How much Zinc should I take daily to help Prevent or Treat COVID-19?

How likely is zinc to help prevent or treat COVID-19? If it is effective, what is the best dose to take?



Could Zinc Prevent or Treat COVID-19?

Zinc directly inhibits two enzymes essential to the replication of SARS-CoV, the coronavirus that causes SARS. These include papain-like protease 2 (PLP2) and the 3CL protease. The sequences and structures of these enzymes are similar to the corresponding enzymes of SARS-CoV-2 (documented here, and here). These are enzymes known as “cysteine proteases,” which use sulfur from the amino acid cysteine to carry out their work. Zinc binds to the cysteine to inhibit them. This particular aspect of the enzymes is completely the same between SARS-CoV and SARS-CoV-2. Therefore, zinc almost certainly inhibits the enzymes within SARS-CoV-2.

One of the main determinants is what concentration of zinc will be available to inhibit the enzymes, and what concentration would be required to do so.

The studies looking at the inhibitory effect of zinc on these enzymes use ionic zinc, which is freely available and not bound to anything else.

Clinical Evidence Supporting the Antiviral Activity of Zinc 

As of January 2022, there have been 29 published studies of zinc against COVID-19. For details and the list of studies, check out c19zinc.com.


Based on the studies above, early treatment are more effective than late treatment in terms of improvement; 74% vs 32%.

There are also many on-going zinc studies and you can review the status of these trials on clinicaltrials.gov. There are more than 20 clinical trials that have been launched to investigate the benefits of Zinc against COVID-19.

Foods that are high in zinc include oysters, crab, lobster, mussels, red meat, and poultry. Cereals are often fortified with zinc. Most multivitamin and nutritional supplements contain zinc.

Taking zinc long term is typically safe for healthy adults, as long as the daily dose is under the set upper limit of 40 mg of elemental zinc (PubMed). Be aware that typical daily doses of zinc provided by zinc lozenges generally exceed tolerable upper limits for zinc, and for this reason, they should not be used for longer than about a week

Excessive doses may interfere with copper absorption, which could negatively affect your immune system as it can cause copper deficiencies, blood disorders and potentially permanent nerve damage. Zinc can also impair the absorption of antibiotics, and use of zinc nasal gels or swabs has been linked to temporary or permanent loss of smell.

The ideal dose for prevention while the COVID-19 risk is high is 40-100 mg/d, a portion of which comes from zinc lozenges to spread the zinc through the tissues of the nose, mouth and throat. It should be accompanied by at least 1 mg copper from food and supplements for every 15 mg zinc.

Zinc lozenges are preferred so that the tissues of the nose and throat are rich in zinc as soon as they encounter the virus. Unlike swallowed zinc, lozenges can spread zinc through these tissues quickly in response to symptoms, because their ability to spread zinc through these tissues is not limited by intestinal zinc transporters.
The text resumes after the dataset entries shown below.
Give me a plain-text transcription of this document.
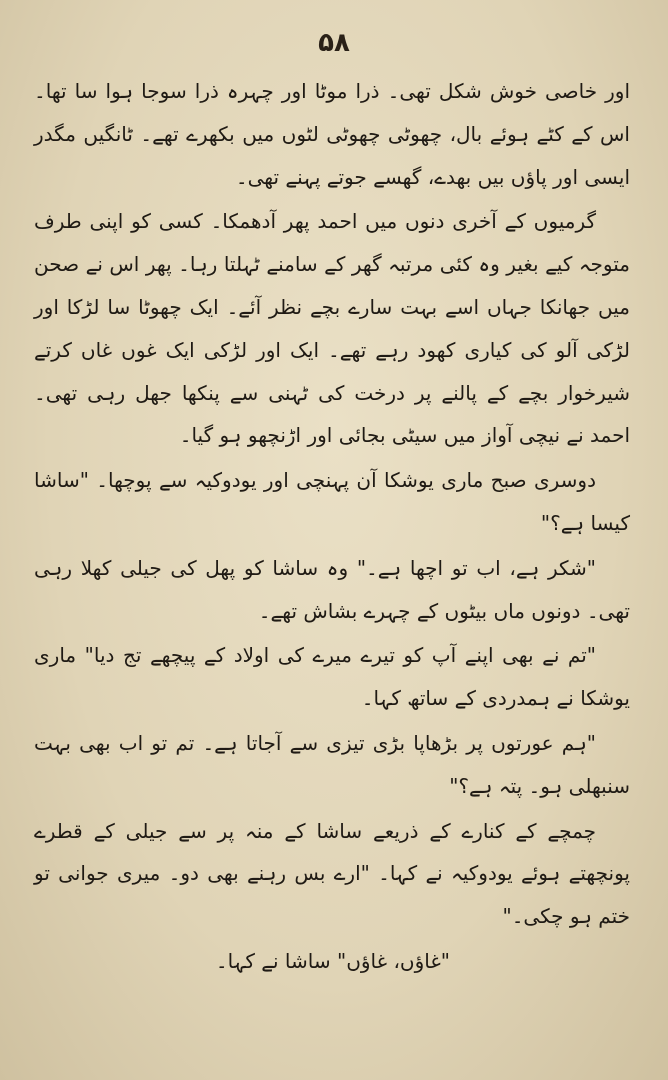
۵۸

اور خاصی خوش شکل تھی۔ ذرا موٹا اور چہرہ ذرا سوجا ہوا سا تھا۔ اس کے کٹے ہوئے بال، چھوٹی چھوٹی لٹوں میں بکھرے تھے۔ ٹانگیں مگدر ایسی اور پاؤں بیں بھدے، گھسے جوتے پہنے تھی۔

گرمیوں کے آخری دنوں میں احمد پھر آدھمکا۔ کسی کو اپنی طرف متوجہ کیے بغیر وہ کئی مرتبہ گھر کے سامنے ٹہلتا رہا۔ پھر اس نے صحن میں جھانکا جہاں اسے بہت سارے بچے نظر آئے۔ ایک چھوٹا سا لڑکا اور لڑکی آلو کی کیاری کھود رہے تھے۔ ایک اور لڑکی ایک غوں غاں کرتے شیرخوار بچے کے پالنے پر درخت کی ٹہنی سے پنکھا جھل رہی تھی۔ احمد نے نیچی آواز میں سیٹی بجائی اور اڑنچھو ہو گیا۔

دوسری صبح ماری یوشکا آن پہنچی اور یودوکیہ سے پوچھا۔ "ساشا کیسا ہے؟"

"شکر ہے، اب تو اچھا ہے۔" وہ ساشا کو پھل کی جیلی کھلا رہی تھی۔ دونوں ماں بیٹوں کے چہرے بشاش تھے۔

"تم نے بھی اپنے آپ کو تیرے میرے کی اولاد کے پیچھے تج دیا" ماری یوشکا نے ہمدردی کے ساتھ کہا۔

"ہم عورتوں پر بڑھاپا بڑی تیزی سے آجاتا ہے۔ تم تو اب بھی بہت سنبھلی ہو۔ پتہ ہے؟"

چمچے کے کنارے کے ذریعے ساشا کے منہ پر سے جیلی کے قطرے پونچھتے ہوئے یودوکیہ نے کہا۔ "ارے بس رہنے بھی دو۔ میری جوانی تو ختم ہو چکی۔"

"غاؤں، غاؤں" ساشا نے کہا۔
Zinc that is swallowed for the sake of reaching the lungs should be used preventatively rather than at the first sign of symptoms, because it takes a long time to enrich systemic stores of zinc.
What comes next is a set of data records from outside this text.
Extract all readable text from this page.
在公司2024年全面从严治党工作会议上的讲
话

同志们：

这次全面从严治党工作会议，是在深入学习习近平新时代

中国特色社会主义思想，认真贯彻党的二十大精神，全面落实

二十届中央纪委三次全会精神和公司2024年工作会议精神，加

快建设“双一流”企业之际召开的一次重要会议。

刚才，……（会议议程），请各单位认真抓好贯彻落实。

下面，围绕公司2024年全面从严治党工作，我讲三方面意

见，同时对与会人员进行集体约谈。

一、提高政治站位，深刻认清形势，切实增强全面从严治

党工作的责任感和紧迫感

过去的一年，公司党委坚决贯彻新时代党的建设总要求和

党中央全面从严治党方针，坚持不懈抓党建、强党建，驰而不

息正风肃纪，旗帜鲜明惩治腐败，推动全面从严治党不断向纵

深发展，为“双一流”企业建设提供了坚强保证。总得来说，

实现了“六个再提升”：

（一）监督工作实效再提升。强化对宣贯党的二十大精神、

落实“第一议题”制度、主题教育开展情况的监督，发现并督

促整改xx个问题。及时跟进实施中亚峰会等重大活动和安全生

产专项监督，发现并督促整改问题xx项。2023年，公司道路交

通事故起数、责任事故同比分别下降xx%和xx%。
Do take note that you should keep the dosage back to within 40 mg/d once the exposure risk is back to normal.

For updated prevention and early outpatient treatment protocol, please check out FLCCC I-MASK+ protocol. Do take note that in the I-MASK+ protocol, the dosage for treatment is much higher (100 mg/day) vs the dosage for prevention (30 mg/day). The high dose treatment dosage is only meant for 7 - 10 days and not for long term.